Wild Alaska Salmon Lox – an Edible Treasure

Miniature three-inch bagels are perfect for a snack-size taste of Alaskan salmon lox.

The winter holidays are a time of canapés and party food, which makes this post relevant to the holiday season. For us, agreeably salty lox on a fresh homemade bagel slathered with cream cheese is just plain good food anytime of year. With a river with strong salmon runs flowing right past our home, getting the main ingredient for these sandwiches isn’t a problem. In fact, we normally get plenty of fish for our own needs as well as a few additional fish to give to elders in our village. 

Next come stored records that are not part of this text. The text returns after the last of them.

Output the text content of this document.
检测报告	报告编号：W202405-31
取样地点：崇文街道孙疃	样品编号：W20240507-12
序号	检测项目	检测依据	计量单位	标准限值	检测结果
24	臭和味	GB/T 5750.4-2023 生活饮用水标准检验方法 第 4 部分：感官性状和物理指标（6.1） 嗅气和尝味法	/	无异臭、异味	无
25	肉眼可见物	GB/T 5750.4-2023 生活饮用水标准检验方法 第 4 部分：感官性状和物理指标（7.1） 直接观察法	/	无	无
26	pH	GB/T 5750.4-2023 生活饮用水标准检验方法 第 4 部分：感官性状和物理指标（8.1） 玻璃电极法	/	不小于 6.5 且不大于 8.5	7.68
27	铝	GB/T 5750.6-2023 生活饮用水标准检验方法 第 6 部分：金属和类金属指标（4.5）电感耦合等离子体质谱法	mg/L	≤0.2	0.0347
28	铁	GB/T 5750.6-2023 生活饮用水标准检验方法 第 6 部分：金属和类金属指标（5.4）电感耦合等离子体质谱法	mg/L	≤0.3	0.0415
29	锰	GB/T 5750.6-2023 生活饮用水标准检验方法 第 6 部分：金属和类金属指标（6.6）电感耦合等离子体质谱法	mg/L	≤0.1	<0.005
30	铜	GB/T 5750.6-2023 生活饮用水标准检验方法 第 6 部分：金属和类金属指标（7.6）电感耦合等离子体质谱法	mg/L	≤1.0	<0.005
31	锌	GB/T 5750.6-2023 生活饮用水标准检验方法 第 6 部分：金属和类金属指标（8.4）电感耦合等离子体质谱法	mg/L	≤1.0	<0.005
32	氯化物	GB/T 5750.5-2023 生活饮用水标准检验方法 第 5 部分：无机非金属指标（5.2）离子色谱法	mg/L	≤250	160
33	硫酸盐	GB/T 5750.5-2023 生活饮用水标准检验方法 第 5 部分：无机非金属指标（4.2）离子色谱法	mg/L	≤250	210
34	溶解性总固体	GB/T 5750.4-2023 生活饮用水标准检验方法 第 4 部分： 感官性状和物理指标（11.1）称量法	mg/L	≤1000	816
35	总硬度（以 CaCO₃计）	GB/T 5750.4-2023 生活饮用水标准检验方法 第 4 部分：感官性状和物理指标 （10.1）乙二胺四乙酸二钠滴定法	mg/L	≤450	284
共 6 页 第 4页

Making lox takes a bit of time, so there is some patience involved, but the method itself is easy. Simply pack salmon fillets in a salt-sugar-pepper mixture.  Let the salt draw out the excess liquid. Turn the fillets daily for about a week. It’s a fairly magical process, in the end transforming the fillets into firm, bright orange jewels. Sliced thin, lox is perfect in scrambled eggs or atop blini as well as on the traditional bagel du jour smeared with cream cheese and sprinkled with capers. Delectable, Wild Alaskan Salmon – an edible treasure.

Homemade Lox

Ingredients

  • 1 lb. fresh salmon fillets, skin on. The fillets need not be scaled, but do take pains to ensure that all bones are removed.
  • ¼ cup coarse sea salt
  • ¼ cup brown sugar
  • 1 tbsp freshly ground black pepper

Directions

  1. Rinse fish and dry thoroughly.
  2. Remove any pin bones in fillet with tweezers or needle nose pliers.
  3. Mix together salt, sugar and pepper. (This recipe works well when multiplied. Our last batch was 5 pounds of fillets.)
  4. Pack salt mixture around fish. Do this skin side down.
  5. Sandwich two pieces of fish together, flesh against flesh, skin side out.
  6. Pack any leftover sugar mixture onto exposed fillet.
  7. Wrap sandwiched pieces tightly with plastic wrap. Leave sides slightly open so liquid can drain while the salmon cures.
  8. I use a large plastic container with a top. Place a smaller food storage container inside the large one to create a raised place for the fish to set. This will allow the juice to drain away from the fish. A fish poacher with a bottom insert that allows drainage also works well.
  9. Place sandwiched salmon in container from step 8.
  10. Finally, you need to ensure that the fillets are tightly pressed together. This can be accomplished by placing full canning jars atop the fillets if you’re using a fish poacher. As I was using a tall plastic container, I simply placed another smaller container on top of the salmon pieces. The smaller container was just the right size so that when I put the lid on the larger container, it pressed down firmly on the fillets without squishing them. The idea is to create just enough weight or pressure to facilitate squeezing out excess moisture as the salt pulls liquid from the fish.
  11. Place container in refrigerator.
  12. For 7 days, every 24 hours pour off liquid from the bottom of the container and flip the fillet sandwiches.
  13. At the end of 7 days, take the salmon out of the plastic wrap and thoroughly rinse using very cold water.
  14. Thoroughly pat dry.
  15. Slice very thin and enjoy!

Store leftovers in refrigerator or wrap tightly in plastic and freeze in airtight containers.

6 thoughts on “Wild Alaska Salmon Lox – an Edible Treasure

  1. Those bagels and lox really look tempting. I never contemplated homemade lox, but when I read the phrase “homemade bagel.” I took another look at your photo, and they looked perfect. So I clicked on the recipe. I wondered why commercial bagels were invariably poor and recently read it is because they cook them in an oven with steam as a substitute for boiling them. Your recipe, of course, has it right.

  2. Love this story! I remember eating lox (or lax) for the first time in the US when I used to live there temporarily with my ex-partner some years ago. Although we have wild Australian salmon, as well as farmed European/American salmon in the southern states, they are always sold either as packaged fresh fillets or smoked slivers. I can, however, buy a packet & make lax & cream cheese on sourdough, for example, to satisfy my mouth watering over your recipe. Not quite as tasty as yours, but it’ll work .

    • I never thought I would be so fortunate as to live on a major salmon river. As you can probably imagine, being on the water casting flies to these fish makes my heart sing. The best fishing ends at the beginning of October, but all winter long every time we have a snack of our homemade ikura or lox or pull a fillet from the freezer to broil, bake or grill, we relive the memories of the past season on the water. By the way, I knew that New Zealand has runs of wild salmon… I didn’t know Australia did as well. I would imagine those fish go awfully fast at the fish market.